Lottie smiled. During the month he’d been in Wisp Territory, Eliot’s enthusiasm for Limn hadn’t diminished one bit; if anything, it had grown, fueled by poetry-laden conversations with Oliver and portrait sessions with Adelaide. Every day, Eliot was bursting with new information. (“Did you know that wisps first float when they turn ten?” and “Ollie says some sprites can taste the weather. Taste weather. Imagine!”)
Even when Lottie was most frustrated by Trouble’s mischief or her inability to clear her mind, Eliot always managed to chase away the cloudy thoughts with a bright word or two.
They reached the Clearing, where they found Oliver sitting on an uncurled yew branch, reading a book. A white finch circled above his head, warbling mournfully. Lottie frowned at the sight.

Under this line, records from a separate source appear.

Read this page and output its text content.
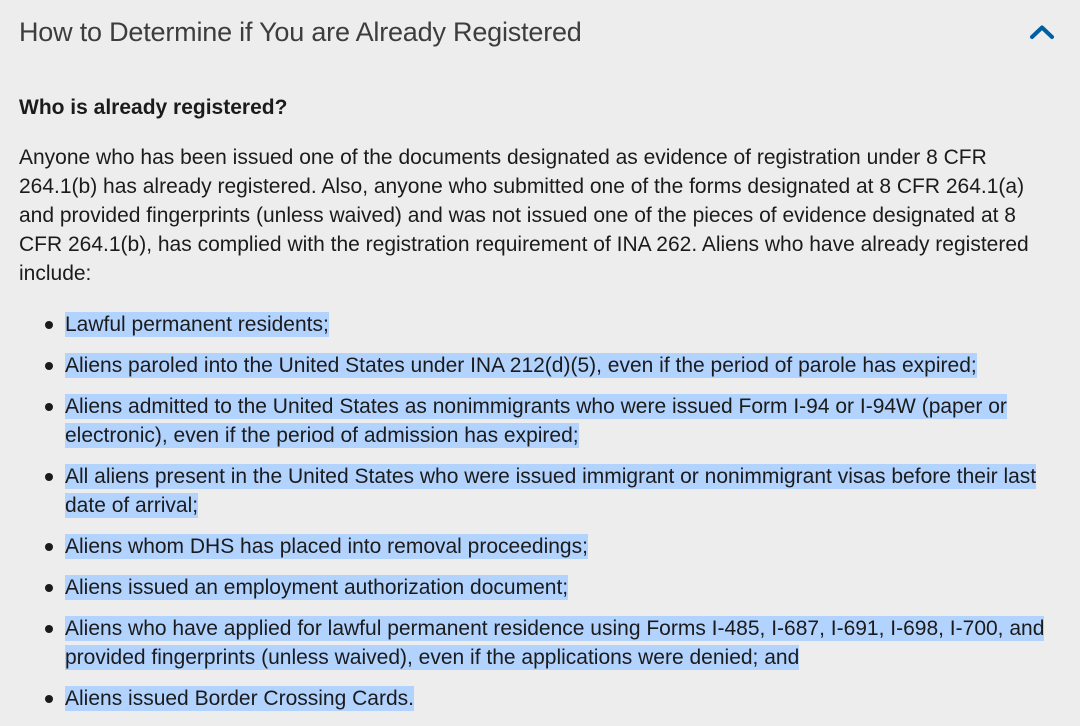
How to Determine if You are Already Registered
Who is already registered?

Anyone who has been issued one of the documents designated as evidence of registration under 8 CFR 264.1(b) has already registered. Also, anyone who submitted one of the forms designated at 8 CFR 264.1(a) and provided fingerprints (unless waived) and was not issued one of the pieces of evidence designated at 8 CFR 264.1(b), has complied with the registration requirement of INA 262. Aliens who have already registered include:

Lawful permanent residents;
Aliens paroled into the United States under INA 212(d)(5), even if the period of parole has expired;
Aliens admitted to the United States as nonimmigrants who were issued Form I-94 or I-94W (paper or electronic), even if the period of admission has expired;
All aliens present in the United States who were issued immigrant or nonimmigrant visas before their last date of arrival;
Aliens whom DHS has placed into removal proceedings;
Aliens issued an employment authorization document;
Aliens who have applied for lawful permanent residence using Forms I-485, I-687, I-691, I-698, I-700, and provided fingerprints (unless waived), even if the applications were denied; and
Aliens issued Border Crossing Cards.
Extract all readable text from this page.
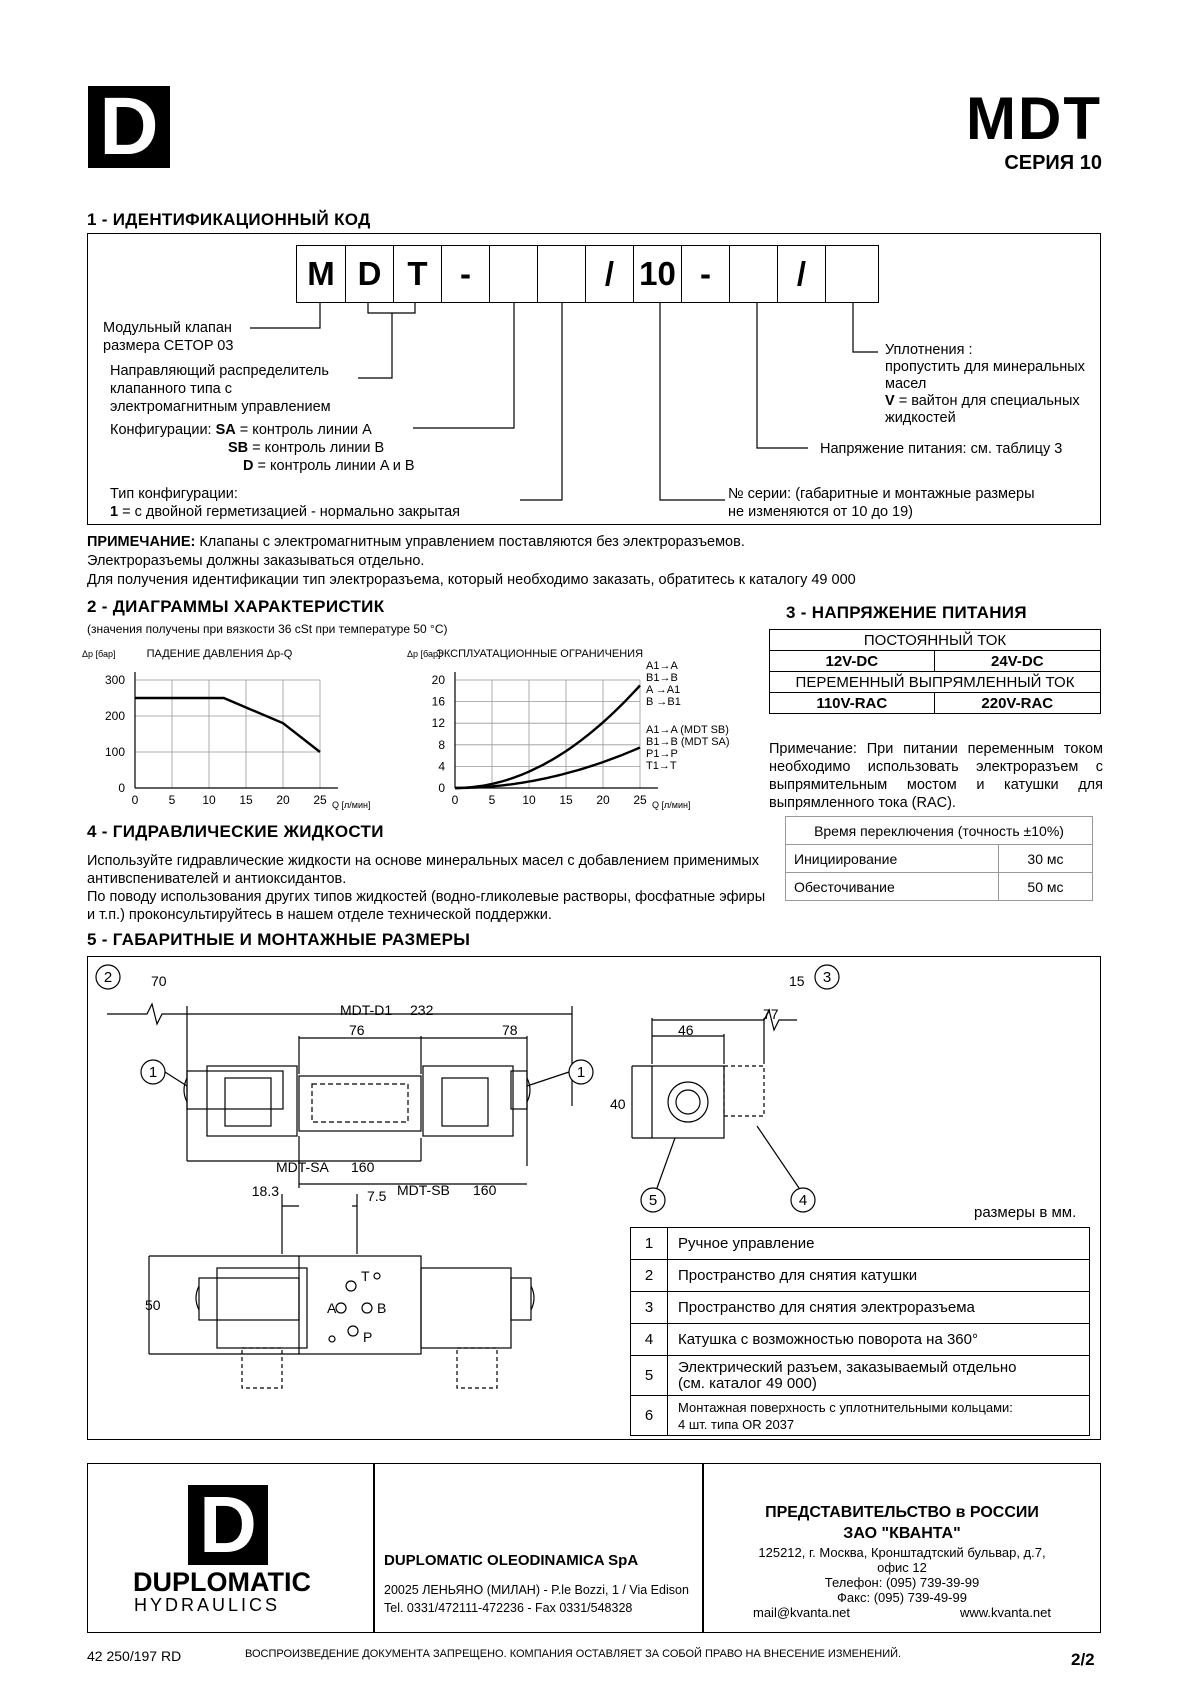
D	MDT
СЕРИЯ 10
1 - ИДЕНТИФИКАЦИОННЫЙ КОД
M D T -	/ 10 -	/
Модульный клапан
размера CETOP 03
Направляющий распределитель
клапанного типа с
электромагнитным управлением
Конфигурации: SA = контроль линии A
SB = контроль линии B
D = контроль линии A и B
Тип конфигурации:
1 = с двойной герметизацией - нормально закрытая
Уплотнения :
пропустить для минеральных
масел
V = вайтон для специальных
жидкостей
Напряжение питания: см. таблицу 3
№ серии: (габаритные и монтажные размеры
не изменяются от 10 до 19)
ПРИМЕЧАНИЕ: Клапаны с электромагнитным управлением поставляются без электроразъемов.
Электроразъемы должны заказываться отдельно.
Для получения идентификации тип электроразъема, который необходимо заказать, обратитесь к каталогу 49 000
2 - ДИАГРАММЫ ХАРАКТЕРИСТИК
(значения получены при вязкости 36 cSt при температуре 50 °C)
Δp [бар]	ПАДЕНИЕ ДАВЛЕНИЯ Δp-Q
0	5 10 15 20 25
300
200
100
0
Q [л/мин]
Δp [бар]
ЭКСПЛУАТАЦИОННЫЕ ОГРАНИЧЕНИЯ
0	5 10 15 20 25
20
16
12
8
4
0
Q [л/мин]
A1→A
B1→B
A →A1
B →B1
A1→A (MDT SB)
B1→B (MDT SA)
P1→P
T1→T
3 - НАПРЯЖЕНИЕ ПИТАНИЯ
ПОСТОЯННЫЙ ТОК	
12V-DC	24V-DC
ПЕРЕМЕННЫЙ ВЫПРЯМЛЕННЫЙ ТОК	
110V-RAC	220V-RAC
Примечание: При питании переменным током необходимо использовать электроразъем с выпрямительным мостом и катушки для выпрямленного тока (RAC).
Время переключения (точность ±10%)	
Инициирование	30 мс
Обесточивание	50 мс
4 - ГИДРАВЛИЧЕСКИЕ ЖИДКОСТИ
Используйте гидравлические жидкости на основе минеральных масел с добавлением применимых антивспенивателей и антиоксидантов.
По поводу использования других типов жидкостей (водно-гликолевые растворы, фосфатные эфиры и т.п.) проконсультируйтесь в нашем отделе технической поддержки.
5 - ГАБАРИТНЫЕ И МОНТАЖНЫЕ РАЗМЕРЫ
2	3
1	1
5	4
70
MDT-D1 232
76	78
MDT-SA 160
MDT-SB 160
15
77
46
40
18.3	7.5
50
T
A	B
P
размеры в мм.
1	Ручное управление
2	Пространство для снятия катушки
3	Пространство для снятия электроразъема
4	Катушка с возможностью поворота на 360°
5	Электрический разъем, заказываемый отдельно
(см. каталог 49 000)

6	Монтажная поверхность с уплотнительными кольцами:
4 шт. типа OR 2037
D
DUPLOMATIC
HYDRAULICS
DUPLOMATIC OLEODINAMICA SpA
20025 ЛЕНЬЯНО (МИЛАН) - P.le Bozzi, 1 / Via Edison
Tel. 0331/472111-472236 - Fax 0331/548328
ПРЕДСТАВИТЕЛЬСТВО в РОССИИ
ЗАО "КВАНТА"
125212, г. Москва, Кронштадтский бульвар, д.7,
офис 12
Телефон: (095) 739-39-99
Факс: (095) 739-49-99
mail@kvanta.net	www.kvanta.net
42 250/197 RD	ВОСПРОИЗВЕДЕНИЕ ДОКУМЕНТА ЗАПРЕЩЕНО. КОМПАНИЯ ОСТАВЛЯЕТ ЗА СОБОЙ ПРАВО НА ВНЕСЕНИЕ ИЗМЕНЕНИЙ.	2/2
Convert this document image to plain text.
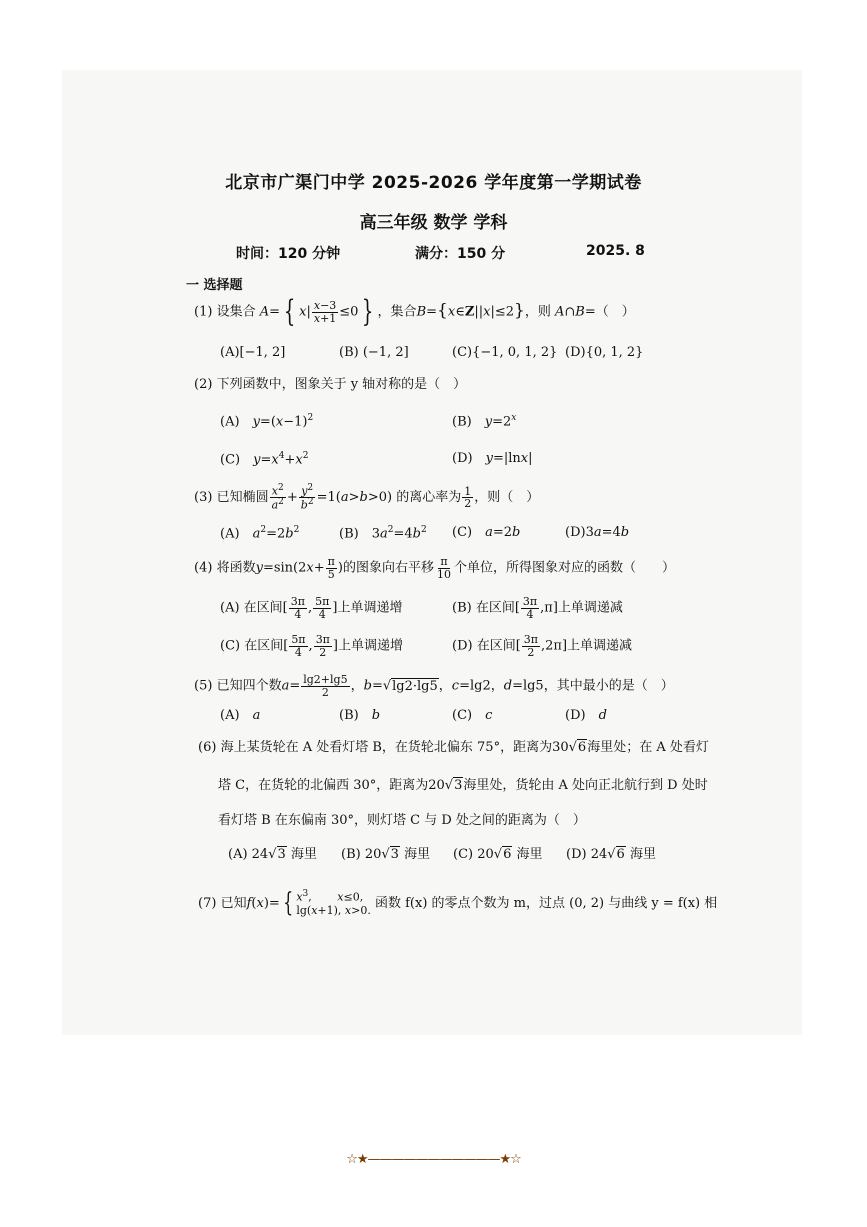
北京市广渠门中学 2025-2026 学年度第一学期试卷
高三年级 数学 学科
时间：120 分钟	满分：150 分	2025. 8
一 选择题
(1) 设集合 A= { $x| \frac{x-3}{x+1} \le 0$ } ，集合B={x∈Z||x|≤2}，则 A∩B=（　）
(A)[−1, 2]	(B) (−1, 2]	(C){−1, 0, 1, 2} (D){0, 1, 2}
(2) 下列函数中，图象关于 y 轴对称的是（　）
(A)　 $y=(x-1)^2$	(B)　 $y=2^x$
(C)　 $y=x^4+x^2$	(D)　 y=|lnx|
(3) 已知椭圆 $\frac{x^2}{a^2} + \frac{y^2}{b^2} =1(a>b>0)$ 的离心率为 $\frac{1}{2}$ ，则（　）
(A)　 $a^2=2b^2$	(B)　$3a^2=4b^2$ (C)　 a=2b	(D)3a=4b
(4) 将函数$y=\sin(2x+ \frac{\pi}{5}$ )的图象向右平移 $\frac{\pi}{10}$ 个单位，所得图象对应的函数（　　）
(A) 在区间[ $\frac{3\pi}{4}$ , $\frac{5\pi}{4}$ ]上单调递增	(B) 在区间[ $\frac{3\pi}{4} ,\pi$]上单调递减
(C) 在区间[ $\frac{5\pi}{4}$ , $\frac{3\pi}{2}$ ]上单调递增	(D) 在区间[ $\frac{3\pi}{2} ,2\pi$]上单调递减
(5) 已知四个数$a= \frac{\lg 2+\lg 5}{2}$ ，b=√lg2·lg5，c=lg2，d=lg5，其中最小的是（　）
(A)　 a	(B)　 b	(C)　 c	(D)　 d
(6) 海上某货轮在 A 处看灯塔 B，在货轮北偏东 75°，距离为30√6海里处；在 A 处看灯
塔 C，在货轮的北偏西 30°，距离为20√3海里处，货轮由 A 处向正北航行到 D 处时
看灯塔 B 在东偏南 30°，则灯塔 C 与 D 处之间的距离为（　）
(A) 24√3 海里 (B) 20√3 海里 (C) 20√6 海里 (D) 24√6 海里
(7) 已知f(x)= { $x^3$,　　 x≤0,
lg(x+1), x>0. 函数 f(x) 的零点个数为 m，过点 (0, 2) 与曲线 y = f(x) 相
☆★———————————★☆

“Why is Keats so sad?” she asked.
Oliver turned a page without looking up. “I’m reading something sad.”
“Lord Byron,” said Eliot, reading the words embossed on the spine. “What’re you reading sad poetry for?”
“Same reason I read happy poetry,” said Oliver, closing up the book and tossing it inside the yew trunk. He hopped off the branch and landed gracefully in the long grass.
“You’re through early,” he observed.
“Mr. Wilfer was busy,” said Eliot. “He had to leave for a meeting with the Seamstress.”
Lottie stared at Eliot. His lie had been as smooth as one of the Seamstress’ satin gowns. Lottie was grateful. She didn’t want to revisit the subject of what a failure she’d been at sharpening.
“I see you’ve found Trouble.”
Lottie started. Oliver was looking at the left pocket of her periwinkle coat, and something was indeed moving beneath the tweed fabric. Lottie reached inside. Her fingers curled around a bundle of feathers.
“Trouble!”
She tugged him out with a relieved cry.
Trouble cheeped and rustled his black feathers, settling into Lottie’s palm.
“Where have you been?” Lottie demanded.
Trouble tilted his head. He chirruped, unperturbed. Then he swept from Lottie’s hand and joined Keats in his circular dance.